Donald Rooum writes that "most if not all individuals are inherently anti-social". It is this self-centred bias in all of us, which we inherit from our parents, which is known as original sin. The selfish spirit causes much of the trouble in human relations. For example, industry, which has as its true purpose the efficient satisfaction of human needs, becomes a battle-ground of selfish interests. Industrial democracy is necessary because of original sin. It is equally true that we are born with mutual aid potentialities. Open access systems are based on natural common sense and co-operation. They do not eradicate original sin, but let us have more of them as natural improvements. (Most of us have also had the experience of lending books to friends who never return them even after repeated requests).
Donald Rooum comments: An alternative way of putting "most if not all individuals are inherently anti-social" would be "there is something socially harmful about selfishness." I described this belief as "a bit of the amorphous body of nonsense which any fool knows is true." That Eric Hughes now writes as if I believed it myself, shows that I failed to make my meaning clear.

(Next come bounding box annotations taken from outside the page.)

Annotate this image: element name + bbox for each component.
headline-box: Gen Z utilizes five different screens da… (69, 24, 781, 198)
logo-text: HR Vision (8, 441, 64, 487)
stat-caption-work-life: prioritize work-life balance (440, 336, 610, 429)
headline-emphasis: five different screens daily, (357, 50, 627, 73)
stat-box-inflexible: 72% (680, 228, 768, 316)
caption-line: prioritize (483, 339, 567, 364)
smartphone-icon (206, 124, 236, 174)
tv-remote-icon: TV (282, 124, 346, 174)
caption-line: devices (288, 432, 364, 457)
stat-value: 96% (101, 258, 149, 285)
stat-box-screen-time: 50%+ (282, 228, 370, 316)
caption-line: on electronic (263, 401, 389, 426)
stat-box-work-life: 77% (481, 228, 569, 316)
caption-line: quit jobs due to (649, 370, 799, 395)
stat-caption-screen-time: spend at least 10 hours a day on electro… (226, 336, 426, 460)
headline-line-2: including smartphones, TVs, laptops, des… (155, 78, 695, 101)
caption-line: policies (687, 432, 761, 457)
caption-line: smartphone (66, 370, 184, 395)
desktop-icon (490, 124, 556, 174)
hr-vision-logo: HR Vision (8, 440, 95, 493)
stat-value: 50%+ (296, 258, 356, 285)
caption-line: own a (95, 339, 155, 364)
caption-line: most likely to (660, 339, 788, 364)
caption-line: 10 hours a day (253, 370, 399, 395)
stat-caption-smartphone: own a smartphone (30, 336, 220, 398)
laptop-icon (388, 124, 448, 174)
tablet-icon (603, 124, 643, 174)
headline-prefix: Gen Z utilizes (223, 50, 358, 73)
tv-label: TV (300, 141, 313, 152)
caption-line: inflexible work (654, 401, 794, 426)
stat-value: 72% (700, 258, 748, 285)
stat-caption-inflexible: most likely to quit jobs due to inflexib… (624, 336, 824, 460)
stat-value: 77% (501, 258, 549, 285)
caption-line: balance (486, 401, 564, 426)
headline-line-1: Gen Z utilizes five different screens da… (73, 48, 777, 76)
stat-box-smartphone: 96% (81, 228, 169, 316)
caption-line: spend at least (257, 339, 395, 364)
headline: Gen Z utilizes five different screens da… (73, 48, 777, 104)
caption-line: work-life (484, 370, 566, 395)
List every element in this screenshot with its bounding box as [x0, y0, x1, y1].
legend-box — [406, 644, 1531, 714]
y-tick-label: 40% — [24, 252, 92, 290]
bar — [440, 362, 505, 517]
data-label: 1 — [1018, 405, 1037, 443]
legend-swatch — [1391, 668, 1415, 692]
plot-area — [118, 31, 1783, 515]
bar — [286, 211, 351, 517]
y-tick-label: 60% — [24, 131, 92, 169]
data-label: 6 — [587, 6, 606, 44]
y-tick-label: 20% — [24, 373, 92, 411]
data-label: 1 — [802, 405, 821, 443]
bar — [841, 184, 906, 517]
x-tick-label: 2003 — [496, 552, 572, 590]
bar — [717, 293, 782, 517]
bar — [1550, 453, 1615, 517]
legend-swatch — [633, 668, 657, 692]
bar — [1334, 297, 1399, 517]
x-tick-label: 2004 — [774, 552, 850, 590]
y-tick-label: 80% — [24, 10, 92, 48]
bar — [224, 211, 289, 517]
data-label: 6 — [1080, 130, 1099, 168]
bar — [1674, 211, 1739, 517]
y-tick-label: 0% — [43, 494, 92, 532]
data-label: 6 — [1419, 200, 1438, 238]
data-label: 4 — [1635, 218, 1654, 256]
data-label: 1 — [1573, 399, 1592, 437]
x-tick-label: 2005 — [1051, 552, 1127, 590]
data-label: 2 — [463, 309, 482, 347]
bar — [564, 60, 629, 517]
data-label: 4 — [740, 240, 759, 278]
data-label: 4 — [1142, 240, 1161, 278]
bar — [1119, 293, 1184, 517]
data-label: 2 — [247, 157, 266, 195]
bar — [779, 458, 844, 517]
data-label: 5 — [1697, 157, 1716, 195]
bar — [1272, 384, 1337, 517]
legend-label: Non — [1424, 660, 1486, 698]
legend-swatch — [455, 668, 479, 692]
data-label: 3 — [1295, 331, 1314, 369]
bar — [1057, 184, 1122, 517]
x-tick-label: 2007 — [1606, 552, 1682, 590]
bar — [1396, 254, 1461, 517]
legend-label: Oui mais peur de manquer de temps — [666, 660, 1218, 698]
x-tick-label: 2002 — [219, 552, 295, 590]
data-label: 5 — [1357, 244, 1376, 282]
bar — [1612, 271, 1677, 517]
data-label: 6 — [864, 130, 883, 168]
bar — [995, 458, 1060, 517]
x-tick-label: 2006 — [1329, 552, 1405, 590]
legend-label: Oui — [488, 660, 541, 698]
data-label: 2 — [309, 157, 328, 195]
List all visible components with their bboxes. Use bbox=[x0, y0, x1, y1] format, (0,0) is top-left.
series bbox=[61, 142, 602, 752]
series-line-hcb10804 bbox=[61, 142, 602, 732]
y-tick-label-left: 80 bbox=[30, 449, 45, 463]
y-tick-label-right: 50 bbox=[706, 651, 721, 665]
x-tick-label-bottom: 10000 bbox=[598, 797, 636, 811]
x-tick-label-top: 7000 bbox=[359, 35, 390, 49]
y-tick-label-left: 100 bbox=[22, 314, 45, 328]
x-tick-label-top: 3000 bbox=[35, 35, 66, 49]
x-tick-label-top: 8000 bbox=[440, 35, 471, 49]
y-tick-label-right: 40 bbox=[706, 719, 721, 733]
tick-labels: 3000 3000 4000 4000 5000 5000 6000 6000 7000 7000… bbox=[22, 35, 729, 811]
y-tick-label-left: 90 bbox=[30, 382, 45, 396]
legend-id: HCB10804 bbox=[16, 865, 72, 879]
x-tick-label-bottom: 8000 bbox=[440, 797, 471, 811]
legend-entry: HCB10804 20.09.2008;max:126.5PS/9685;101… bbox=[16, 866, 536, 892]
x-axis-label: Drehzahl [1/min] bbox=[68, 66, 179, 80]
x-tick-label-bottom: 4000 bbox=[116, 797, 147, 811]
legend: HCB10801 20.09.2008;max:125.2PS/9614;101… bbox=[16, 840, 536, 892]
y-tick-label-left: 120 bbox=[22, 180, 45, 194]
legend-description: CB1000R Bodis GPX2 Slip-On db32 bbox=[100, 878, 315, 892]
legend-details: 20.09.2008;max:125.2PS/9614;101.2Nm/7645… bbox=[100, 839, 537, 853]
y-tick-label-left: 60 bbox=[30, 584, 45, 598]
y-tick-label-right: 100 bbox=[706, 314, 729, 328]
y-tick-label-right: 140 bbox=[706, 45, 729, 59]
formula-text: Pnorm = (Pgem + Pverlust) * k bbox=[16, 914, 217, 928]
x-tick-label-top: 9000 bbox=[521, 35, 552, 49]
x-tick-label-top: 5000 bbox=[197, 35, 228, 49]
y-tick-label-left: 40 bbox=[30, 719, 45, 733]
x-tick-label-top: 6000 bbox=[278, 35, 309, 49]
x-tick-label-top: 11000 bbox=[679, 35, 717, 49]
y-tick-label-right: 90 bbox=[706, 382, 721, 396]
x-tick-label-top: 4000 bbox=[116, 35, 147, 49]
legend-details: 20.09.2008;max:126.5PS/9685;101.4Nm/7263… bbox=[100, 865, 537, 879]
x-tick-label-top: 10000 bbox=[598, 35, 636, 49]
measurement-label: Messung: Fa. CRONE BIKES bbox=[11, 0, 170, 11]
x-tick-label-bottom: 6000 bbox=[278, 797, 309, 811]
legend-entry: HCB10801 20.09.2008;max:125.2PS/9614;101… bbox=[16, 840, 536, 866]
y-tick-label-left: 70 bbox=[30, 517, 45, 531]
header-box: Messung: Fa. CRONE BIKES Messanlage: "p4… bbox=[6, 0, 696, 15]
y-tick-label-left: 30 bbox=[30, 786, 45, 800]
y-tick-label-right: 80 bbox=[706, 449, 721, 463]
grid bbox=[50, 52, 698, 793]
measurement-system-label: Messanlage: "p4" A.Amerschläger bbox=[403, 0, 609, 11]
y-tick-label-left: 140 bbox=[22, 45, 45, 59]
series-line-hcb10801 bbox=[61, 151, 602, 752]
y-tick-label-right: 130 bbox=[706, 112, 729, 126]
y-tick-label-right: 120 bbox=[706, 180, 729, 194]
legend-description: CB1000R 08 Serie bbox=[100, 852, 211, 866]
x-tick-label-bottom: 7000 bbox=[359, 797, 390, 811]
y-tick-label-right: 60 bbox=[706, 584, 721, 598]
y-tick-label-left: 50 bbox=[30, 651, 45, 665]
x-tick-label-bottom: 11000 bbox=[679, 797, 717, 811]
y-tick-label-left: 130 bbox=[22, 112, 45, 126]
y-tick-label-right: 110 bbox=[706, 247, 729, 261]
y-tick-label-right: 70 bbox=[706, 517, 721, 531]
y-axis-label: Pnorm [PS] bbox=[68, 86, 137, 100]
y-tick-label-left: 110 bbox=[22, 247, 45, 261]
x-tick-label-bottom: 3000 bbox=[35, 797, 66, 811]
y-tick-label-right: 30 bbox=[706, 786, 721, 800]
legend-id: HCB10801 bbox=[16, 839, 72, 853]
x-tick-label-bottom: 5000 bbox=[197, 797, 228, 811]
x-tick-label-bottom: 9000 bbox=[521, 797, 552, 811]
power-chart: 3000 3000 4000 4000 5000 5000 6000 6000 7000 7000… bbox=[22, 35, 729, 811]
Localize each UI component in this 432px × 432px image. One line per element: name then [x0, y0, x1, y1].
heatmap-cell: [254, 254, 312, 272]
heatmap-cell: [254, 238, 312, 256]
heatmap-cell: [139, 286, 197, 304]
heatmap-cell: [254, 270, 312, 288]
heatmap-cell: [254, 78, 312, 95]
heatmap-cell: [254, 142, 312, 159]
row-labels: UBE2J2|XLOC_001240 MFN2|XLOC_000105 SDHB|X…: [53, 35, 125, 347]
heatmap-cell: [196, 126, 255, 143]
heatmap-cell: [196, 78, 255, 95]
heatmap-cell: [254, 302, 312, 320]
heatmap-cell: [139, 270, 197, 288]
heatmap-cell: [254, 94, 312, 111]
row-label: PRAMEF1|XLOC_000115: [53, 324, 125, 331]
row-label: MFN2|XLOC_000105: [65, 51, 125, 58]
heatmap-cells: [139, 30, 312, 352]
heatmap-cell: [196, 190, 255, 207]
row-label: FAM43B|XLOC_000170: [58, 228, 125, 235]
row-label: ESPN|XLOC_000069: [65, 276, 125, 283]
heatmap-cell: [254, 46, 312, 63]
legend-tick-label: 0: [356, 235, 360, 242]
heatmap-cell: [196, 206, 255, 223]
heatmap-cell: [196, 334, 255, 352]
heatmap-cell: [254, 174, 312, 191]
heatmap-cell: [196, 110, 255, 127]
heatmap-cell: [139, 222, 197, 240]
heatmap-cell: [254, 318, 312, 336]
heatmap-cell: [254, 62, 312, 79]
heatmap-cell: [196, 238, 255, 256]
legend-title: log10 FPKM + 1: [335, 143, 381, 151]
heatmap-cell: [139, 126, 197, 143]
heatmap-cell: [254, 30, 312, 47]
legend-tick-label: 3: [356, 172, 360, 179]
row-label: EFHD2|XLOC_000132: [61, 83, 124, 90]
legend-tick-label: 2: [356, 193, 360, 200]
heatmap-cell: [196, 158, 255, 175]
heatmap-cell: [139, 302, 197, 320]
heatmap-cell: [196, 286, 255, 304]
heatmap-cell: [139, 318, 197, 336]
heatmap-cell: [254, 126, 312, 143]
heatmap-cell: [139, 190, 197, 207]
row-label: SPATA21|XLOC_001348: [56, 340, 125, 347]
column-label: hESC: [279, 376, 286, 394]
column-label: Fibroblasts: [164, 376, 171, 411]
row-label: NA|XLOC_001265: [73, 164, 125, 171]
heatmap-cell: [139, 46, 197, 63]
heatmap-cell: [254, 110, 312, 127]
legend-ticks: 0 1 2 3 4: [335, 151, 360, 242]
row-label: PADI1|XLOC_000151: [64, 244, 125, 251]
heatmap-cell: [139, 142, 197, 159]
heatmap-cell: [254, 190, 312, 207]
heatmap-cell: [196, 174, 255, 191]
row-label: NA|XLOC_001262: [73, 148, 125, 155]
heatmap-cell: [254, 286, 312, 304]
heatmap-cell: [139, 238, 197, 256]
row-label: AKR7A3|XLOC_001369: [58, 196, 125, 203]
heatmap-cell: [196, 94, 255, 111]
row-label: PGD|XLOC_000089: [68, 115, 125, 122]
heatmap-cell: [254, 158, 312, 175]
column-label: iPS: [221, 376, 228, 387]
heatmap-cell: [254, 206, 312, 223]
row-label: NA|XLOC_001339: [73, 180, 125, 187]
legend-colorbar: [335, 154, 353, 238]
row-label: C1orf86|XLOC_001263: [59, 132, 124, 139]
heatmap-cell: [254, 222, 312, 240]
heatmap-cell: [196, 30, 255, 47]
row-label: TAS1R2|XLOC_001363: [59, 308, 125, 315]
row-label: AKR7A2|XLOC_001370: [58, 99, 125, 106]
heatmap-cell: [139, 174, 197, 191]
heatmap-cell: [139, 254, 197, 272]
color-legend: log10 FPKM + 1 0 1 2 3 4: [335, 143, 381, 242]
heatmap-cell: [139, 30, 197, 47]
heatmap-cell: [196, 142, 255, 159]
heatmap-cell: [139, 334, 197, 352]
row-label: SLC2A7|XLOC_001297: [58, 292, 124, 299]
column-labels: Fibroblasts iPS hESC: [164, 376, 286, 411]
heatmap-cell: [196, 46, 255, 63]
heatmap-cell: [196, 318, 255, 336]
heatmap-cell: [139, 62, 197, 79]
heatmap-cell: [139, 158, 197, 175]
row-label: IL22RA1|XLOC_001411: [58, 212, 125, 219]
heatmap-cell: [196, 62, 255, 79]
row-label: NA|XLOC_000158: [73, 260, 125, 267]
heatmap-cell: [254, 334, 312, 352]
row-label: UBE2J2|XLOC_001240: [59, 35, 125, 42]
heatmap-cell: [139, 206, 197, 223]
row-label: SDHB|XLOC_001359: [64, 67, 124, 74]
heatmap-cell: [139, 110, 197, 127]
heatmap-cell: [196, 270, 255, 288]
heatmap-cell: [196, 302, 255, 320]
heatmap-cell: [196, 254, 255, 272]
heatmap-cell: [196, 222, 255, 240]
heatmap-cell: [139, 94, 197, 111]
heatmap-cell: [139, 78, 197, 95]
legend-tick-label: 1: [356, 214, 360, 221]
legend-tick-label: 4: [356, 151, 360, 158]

Empirical evidence tends to show that humans have inherent urges to socially useful behaviour even stronger than those of other gregarious vertebrates, and that much misery results from individuals repressing urges and trying to negate themselves. One is justified, therefore, in supposing that if people concentrated on self-gratification, society might be happier and more harmonious. Anarchism is the striving, not towards the Kingdom of Heaven, but towards a society of sovereign individuals; its greatest obstacle is the pernicious nonsense which makes individuals despise themselves.